Ministry of Crab is paradise for gourmands with a craving for perfectly cooked crustaceans. The original branch in Sri Lanka has held a spot on Asia’s 50 Best Restaurant for five consecutive years, and its popularity has allowed it to enjoy a presence in several Asian countries, including Thailand.
“I’m Japanese-Sri Lankan. That [probably] influences the way I cook without any technical boundaries,” says Dharshan Munidasa, Ministry of Crab’s co-founder and the Bangkok branch’s head chef.

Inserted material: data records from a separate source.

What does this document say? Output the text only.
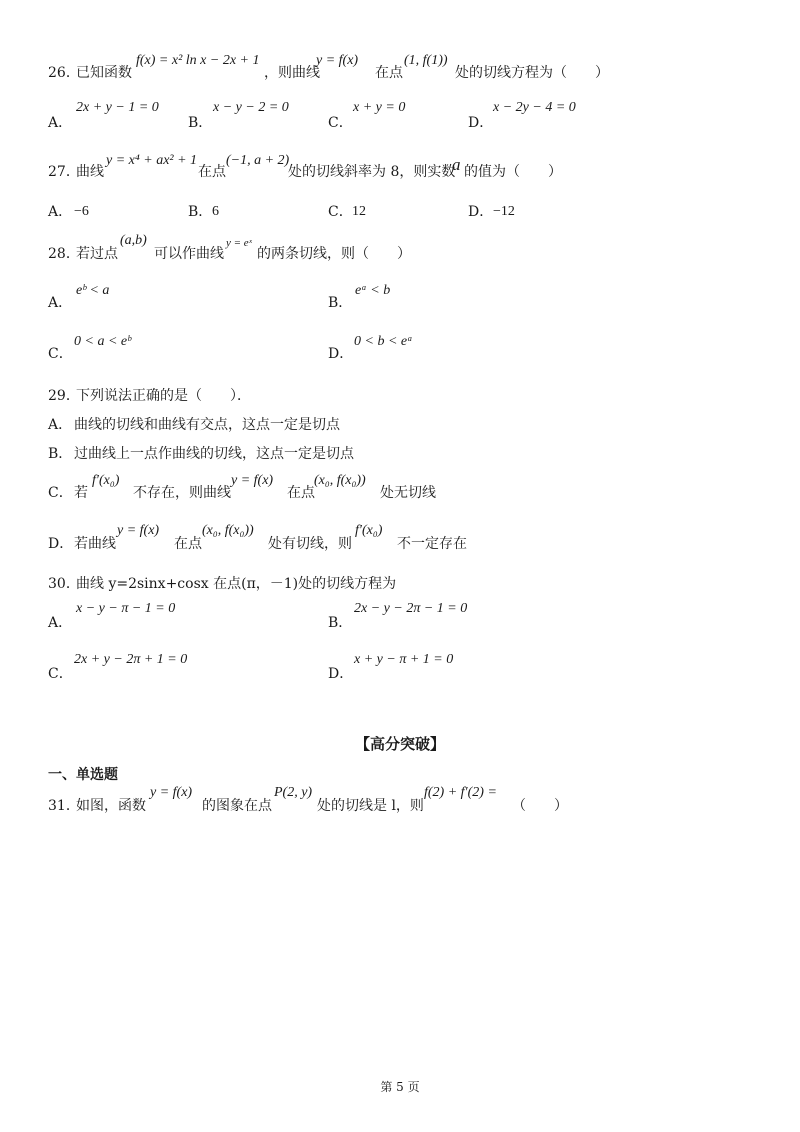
26．
已知函数
f(x) = x² ln x − 2x + 1
，则曲线
y = f(x)
在点
(1, f(1))
处的切线方程为（　　）
A．
2x + y − 1 = 0
B．
x − y − 2 = 0
C．
x + y = 0
D．
x − 2y − 4 = 0
27．
曲线
y = x⁴ + ax² + 1
在点
(−1, a + 2)
处的切线斜率为 8，则实数
a 的值为（　　）
A． −6	B． 6	C． 12	D． −12
28．
若过点
(a,b)
可以作曲线
y = eˣ
的两条切线，则（　　）
A．
eᵇ < a
B．
eᵃ < b
C．
0 < a < eᵇ
D．
0 < b < eᵃ
29．
下列说法正确的是（　　）．
A． 曲线的切线和曲线有交点，这点一定是切点
B． 过曲线上一点作曲线的切线，这点一定是切点
C． 若
f′(x₀)
不存在，则曲线
y = f(x)
在点
(x₀, f(x₀))
处无切线
D． 若曲线
y = f(x)
在点
(x₀, f(x₀))
处有切线，则
f′(x₀)
不一定存在
30．
曲线 y=2sinx+cosx 在点(π，－1)处的切线方程为
A．
x − y − π − 1 = 0
B．
2x − y − 2π − 1 = 0
C．
2x + y − 2π + 1 = 0
D．
x + y − π + 1 = 0
【高分突破】
一、单选题
31．
如图，函数
y = f(x)
的图象在点
P(2, y)
处的切线是 l，则
f(2) + f′(2) =
（　　）
第 5 页
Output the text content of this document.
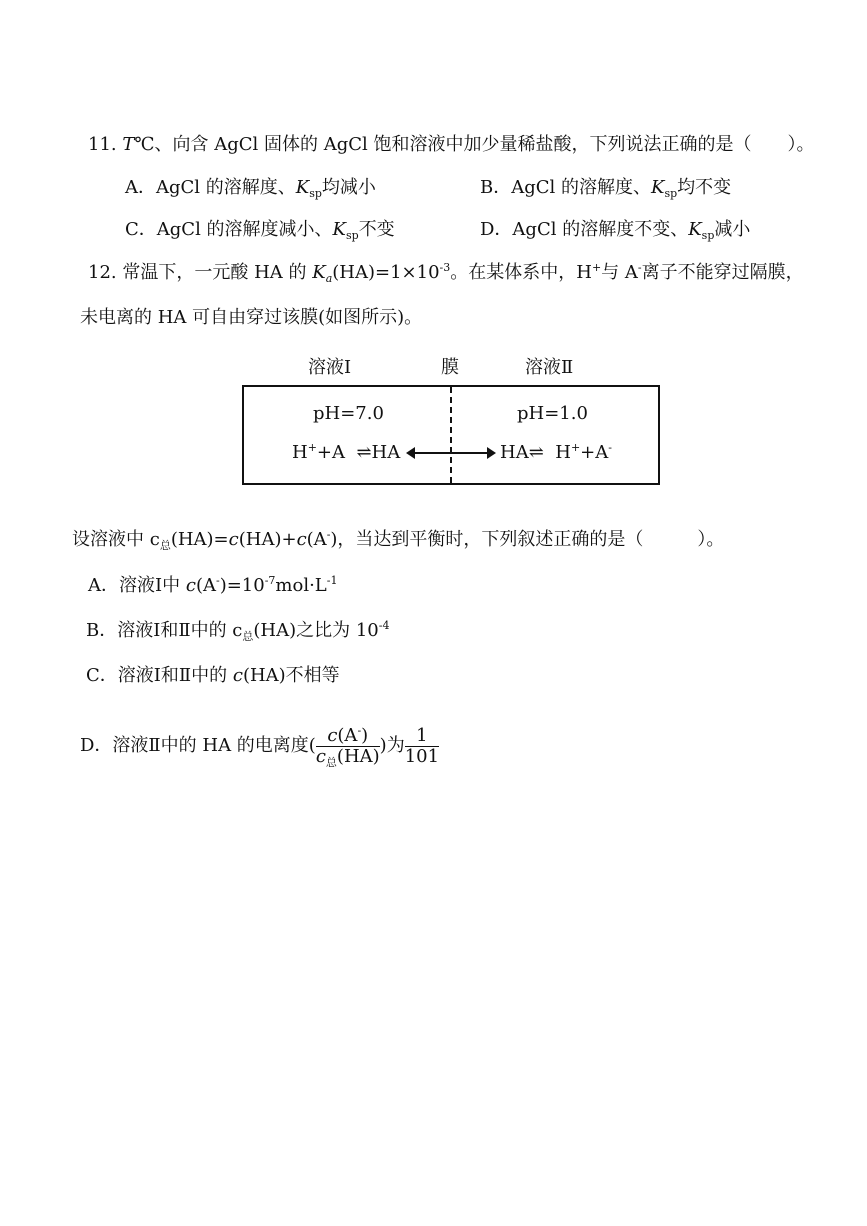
11. T℃、向含 AgCl 固体的 AgCl 饱和溶液中加少量稀盐酸，下列说法正确的是（　　）。
A．AgCl 的溶解度、$K_{sp}$均减小	B．AgCl 的溶解度、$K_{sp}$均不变
C．AgCl 的溶解度减小、$K_{sp}$不变	D．AgCl 的溶解度不变、$K_{sp}$减小
12. 常温下，一元酸 HA 的 $K_a(HA)=1\times 10^{-3}$。在某体系中，H+与 A-离子不能穿过隔膜，
未电离的 HA 可自由穿过该膜(如图所示)。
溶液Ⅰ	膜	溶液Ⅱ
pH=7.0	pH=1.0
H++A ⇌HA	HA⇌ H++A-
设溶液中 $c_总(HA)=c(HA)+c(A^-)$，当达到平衡时，下列叙述正确的是（　　　）。
A．溶液Ⅰ中 $c(A^-)=10^{-7}mol\cdot L^{-1}$
B．溶液Ⅰ和Ⅱ中的 $c_总(HA)$之比为 $10^{-4}$
C．溶液Ⅰ和Ⅱ中的 c(HA)不相等
D．溶液Ⅱ中的 HA 的电离度( $\frac{c(A^-)}{c_总(HA)}$ )为 $\frac{1}{101}$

The crustacean specialist takes pride in serving Sri Lankan crab. Chef Dharshan claims that you don’t need much, apart from a few ingredients and simple cooking techniques, to bring out the very taste of this aquatic diamond. “The food is going to be great as long as the ingredients are fresh,” he explains.
A majority of the crab dishes at Ministry of Crab are simply steamed and then complemented with a tasty sauce. Pepper Crab, for instance, the restaurant’s signature dish, is served with a hot sauce made with peppercorns and pepper stock. Meanwhile, Garlic Chilli Crab takes its flavors from multicultural sources—its sauce is made with Italian olive oil, Japanese soy sauce and Sri Lankan chilli flakes. (The price of each dish varies according to the size of the crab.)
There’s more to the menu than just crab. Shrimp enthusiasts can enjoy Clay Pot Prawn Curry (B1,380), a hot and heavy number that comes with a flavorful sauce and charcoal-grilled bread. The dish is best paired with pol sambol (B180), a Sri Lankan condiment in which coconut flakes are seasoned with chili, lime juice and shallots. In fact, the sambol is a wonderful and refreshing complement to nearly every dish on the menu. Highly recommended.
Some other dishes worth a shout-out are the Sri Lankan-style garlic bread (B80), Leek Fried Rice (B180) and Ministry of Crab’s sole dessert Coconut Creme Brulee (B250).